Arbeitsmarktforscher sehen das Urteil des Europäischen Gerichtshof (EuGH) zur Arbeitszeiterfassung gelassen. An der der bisher schon im deutschen Arbeitszeitgesetz geregelten Praxis werde sich dadurch wenig ändern, ist Enzo Weber vom Nürnberger Institut für Arbeitsmarkt- und Berufsforschung (IAB) überzeugt.

Spezialfälle in einigen Branchen

„Schon jetzt muss nach dem Gesetz die über die reguläre Arbeitszeit hinausgehende Arbeitszeit, also Überstunden, erfasst werden. Dafür muss die reguläre Arbeitszeit bekannt sein“, sagte Weber am Dienstag der Deutschen Presse-Agentur. Das bedeute, dass der Arbeitgeber schon jetzt die reguläre Arbeitszeit „feststellen“ müsse.
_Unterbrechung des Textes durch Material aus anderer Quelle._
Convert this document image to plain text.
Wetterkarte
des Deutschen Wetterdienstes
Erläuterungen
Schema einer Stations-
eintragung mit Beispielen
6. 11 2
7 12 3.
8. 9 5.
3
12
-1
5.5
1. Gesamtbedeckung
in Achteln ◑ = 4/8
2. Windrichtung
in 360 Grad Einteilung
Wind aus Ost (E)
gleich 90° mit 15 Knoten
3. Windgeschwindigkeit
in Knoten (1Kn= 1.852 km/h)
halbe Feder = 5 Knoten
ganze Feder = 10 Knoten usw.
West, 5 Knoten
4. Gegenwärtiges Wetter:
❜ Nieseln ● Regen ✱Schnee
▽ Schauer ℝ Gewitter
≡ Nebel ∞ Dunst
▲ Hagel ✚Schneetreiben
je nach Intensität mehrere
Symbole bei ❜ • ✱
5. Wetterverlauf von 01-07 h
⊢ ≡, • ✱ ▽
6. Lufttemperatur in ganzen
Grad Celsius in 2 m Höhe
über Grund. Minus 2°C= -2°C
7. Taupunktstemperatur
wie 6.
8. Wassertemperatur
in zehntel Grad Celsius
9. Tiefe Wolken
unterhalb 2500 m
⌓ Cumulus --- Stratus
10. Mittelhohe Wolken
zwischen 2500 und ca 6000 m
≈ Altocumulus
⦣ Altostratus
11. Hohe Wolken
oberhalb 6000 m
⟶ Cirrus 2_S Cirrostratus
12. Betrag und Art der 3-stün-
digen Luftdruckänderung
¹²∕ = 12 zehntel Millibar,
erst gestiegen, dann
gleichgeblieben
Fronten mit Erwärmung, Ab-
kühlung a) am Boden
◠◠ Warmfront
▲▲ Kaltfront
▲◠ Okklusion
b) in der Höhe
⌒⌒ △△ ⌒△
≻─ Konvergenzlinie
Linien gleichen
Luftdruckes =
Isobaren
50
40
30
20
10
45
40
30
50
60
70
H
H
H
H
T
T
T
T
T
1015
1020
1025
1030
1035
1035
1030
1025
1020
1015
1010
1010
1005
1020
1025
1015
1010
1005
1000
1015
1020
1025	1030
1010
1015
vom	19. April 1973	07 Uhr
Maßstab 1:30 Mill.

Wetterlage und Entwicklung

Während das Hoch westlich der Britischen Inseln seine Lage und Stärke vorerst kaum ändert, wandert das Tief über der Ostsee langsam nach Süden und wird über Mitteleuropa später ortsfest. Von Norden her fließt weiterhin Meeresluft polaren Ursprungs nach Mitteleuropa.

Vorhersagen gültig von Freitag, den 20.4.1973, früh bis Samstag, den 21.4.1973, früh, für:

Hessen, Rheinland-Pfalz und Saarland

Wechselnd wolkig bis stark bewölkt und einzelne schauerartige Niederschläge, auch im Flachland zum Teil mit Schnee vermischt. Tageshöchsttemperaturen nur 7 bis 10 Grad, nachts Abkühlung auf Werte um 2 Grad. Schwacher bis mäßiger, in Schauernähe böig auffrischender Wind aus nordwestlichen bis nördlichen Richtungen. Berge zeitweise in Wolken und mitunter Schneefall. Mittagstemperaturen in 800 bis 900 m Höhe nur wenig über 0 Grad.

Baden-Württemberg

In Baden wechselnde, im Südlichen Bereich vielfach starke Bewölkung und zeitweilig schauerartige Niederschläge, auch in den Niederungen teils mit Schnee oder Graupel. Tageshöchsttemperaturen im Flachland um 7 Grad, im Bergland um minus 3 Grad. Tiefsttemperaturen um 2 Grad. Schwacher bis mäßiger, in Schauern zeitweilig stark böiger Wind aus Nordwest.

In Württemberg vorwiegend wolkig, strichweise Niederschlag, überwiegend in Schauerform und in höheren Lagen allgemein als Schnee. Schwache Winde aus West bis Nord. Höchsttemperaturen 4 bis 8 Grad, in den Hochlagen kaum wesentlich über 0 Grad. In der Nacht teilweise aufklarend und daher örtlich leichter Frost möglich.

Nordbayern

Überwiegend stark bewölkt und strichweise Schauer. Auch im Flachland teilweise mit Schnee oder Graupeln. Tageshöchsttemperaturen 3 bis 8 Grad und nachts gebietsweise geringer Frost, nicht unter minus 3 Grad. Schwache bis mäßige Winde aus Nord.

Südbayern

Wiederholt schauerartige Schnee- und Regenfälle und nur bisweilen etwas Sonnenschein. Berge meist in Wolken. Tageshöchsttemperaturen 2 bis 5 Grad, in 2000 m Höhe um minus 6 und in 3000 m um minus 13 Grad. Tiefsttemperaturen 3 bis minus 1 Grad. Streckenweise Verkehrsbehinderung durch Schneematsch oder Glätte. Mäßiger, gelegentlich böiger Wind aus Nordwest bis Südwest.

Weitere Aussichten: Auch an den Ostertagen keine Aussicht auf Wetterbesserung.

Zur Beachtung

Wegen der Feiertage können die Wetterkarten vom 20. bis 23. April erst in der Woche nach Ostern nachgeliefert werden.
„Und wenn eh schon Überstunden festgehalten werden, ist die Erfassung der regulären Arbeitszeit ein denkbar kleiner Sprung“, ist Weber überzeugt. Dennoch könne es „Spezialfälle“ in einigen Branchen geben, in denen die Erfassung der regulären Arbeitszeit unpraktikabel sei, räumte Weber ein.

Aber auch die sogenannte Vertrauensarbeitszeit bedeute nicht, dass die Arbeitszeit in Betrieben nicht erfasst werde. Sie werde lediglich vom Arbeitgeber nicht kontrolliert, gibt der Leiter des IAB-Forschungsbereichs Prognosen und gesamtwirtschaftliche Analysen zu bedenken. Allerdings lasse das Arbeitszeitgesetz Ausnahmen bei leitenden Angestellten und anderen Führungskräften zu.